Efficacy of the Allosteric MEK Inhibitor Trametinib in Relapsed and Refractory Juvenile Myelomonocytic Leukemia: A Report from the Children's Oncology Group

Background: Juvenile myelomonocytic leukemia (JMML) is an aggressive myeloproliferative neoplasm of infants and toddlers. Upfront therapies typically include high-dose cytarabine or azacitidine, but the only definitive treatment is hematopoietic stem cell transplantation (HSCT). While HSCT cures ~50% of patients, the prognosis is dismal for those who relapse. In the absence of a second HSCT, patients who relapse have a 2-year overall survival of ~10%. JMML is initiated by germline and somatic driver mutations in NF1, KRAS, NRAS, PTPN11, and CBL. These mutations converge on Ras signaling, leading to elevated levels of active Ras-GTP in specific cell lineages. Genetically engineered mouse (GEM) models accurately model key molecular, biologic, and biochemical features of JMML. Preclinical trials of the allosteric MEK inhibitors in Kras and Nf1 mutant mice demonstrated dramatic phenotypic responses with reduction in white blood cell counts, resolution of splenomegaly, and reversion to normal erythropoiesis. Based on the promising efficacy signal in GEM models, we evaluated trametinib, an orally bioavailable allosteric inhibitor of MEK1/2, in a prospective clinical trial in children with relapsed or refractory JMML to determine the overall response rate to trametinib.

Results: Ten infants and children with JMML (median age 23.6 months) were enrolled and all were evaluable for safety and efficacy. Patients received age-adjusted dosing of trametinib for 28-day cycles and could remain on study for up to 12 cycles in the absence of disease progression or toxicity. A clonal Ras pathway mutation was confirmed in the blood and/or bone marrow of all patients. The objective response rate was 50% (two complete and three partial clinical responses). Four patients proceeded to HSCT after receiving protocol therapy and remain alive in complete remission with undetectable levels of the Ras pathway mutation identified at enrollment. Three additional patients completed 12 cycles of trametinib and continue to receive off-protocol therapy 6-24 months later with no change in the variant allele frequency of the underlying Ras pathway mutation. The remaining three patients had progressive disease with two demonstrating molecular evolution by the end of cycle 2. Paired pre- and post-trametinib RNASeq and proteomic analyses confirmed on-target biochemical effects of trametinib with down-regulation of both Ras/MAPK pathway related gene expression and MEK1/2 kinase activity, respectively. To gain deeper insight into how trametinib might affect distinct populations of hematopoietic cells, we generated single cell RNASeq data before and after treatment. The most prominent finding was a reduction in the proportions of classical and non-classical monocytes and broad downregulation of immune-related pathways in all cell populations. However, the downregulation of MAPK signaling genes was confined to specific cell types including, macrophages, classical monocytes, and granulocyte-monocyte progenitors, which uniquely displayed downregulated KRAS-related signatures following treatment. High DNA methylation and the presence of >1 mutation at enrollment correlated with lack of response to trametinib.

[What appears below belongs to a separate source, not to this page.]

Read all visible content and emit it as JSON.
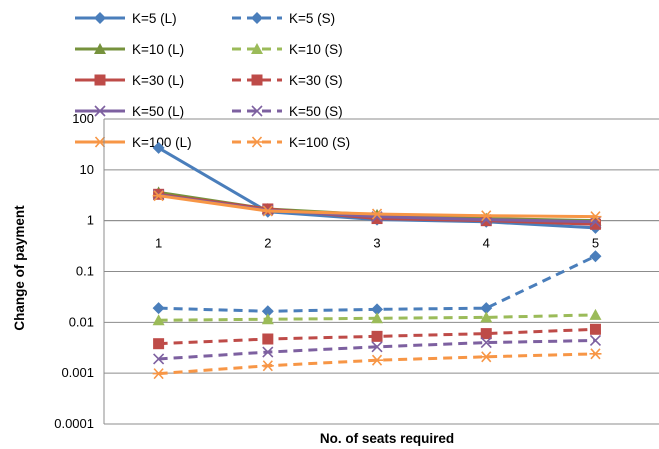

Conclusions: We conducted an open label, phase 2 trial of trametinib in children with relapsed or refractory JMML. This is the first completed study of a MEK inhibitor in any hematologic malignancy in children. The trial met its primary objective and demonstrated a 50% objective response rate with 70% of patients bridging to a successful HSCT or completing the maximum 12 cycles permitted on study. The three patients who completed 12 cycles continue to receive trametinib off study for as long as 2 years. Although limited by a small number of patients, the long-term survival, and correlative molecular analyses from this trial raise provocative questions about whether certain patients with JMML might be spared the long-term adverse health risks of genotoxic HSCT conditioning regimens based on favorable molecular characteristics at diagnosis. This hypothesis will now be tested in a national, risk-stratified therapeutic trial (NCT05849662) of trametinib in combination with azacitidine in newly diagnosed patients.

The authors would like to acknowledge funding and support from: NCTN Operations Center Grant (U10CA180886), NCTN Statistics & Data Center Grant (U10CA180899), and the St. Baldrick's Foundation.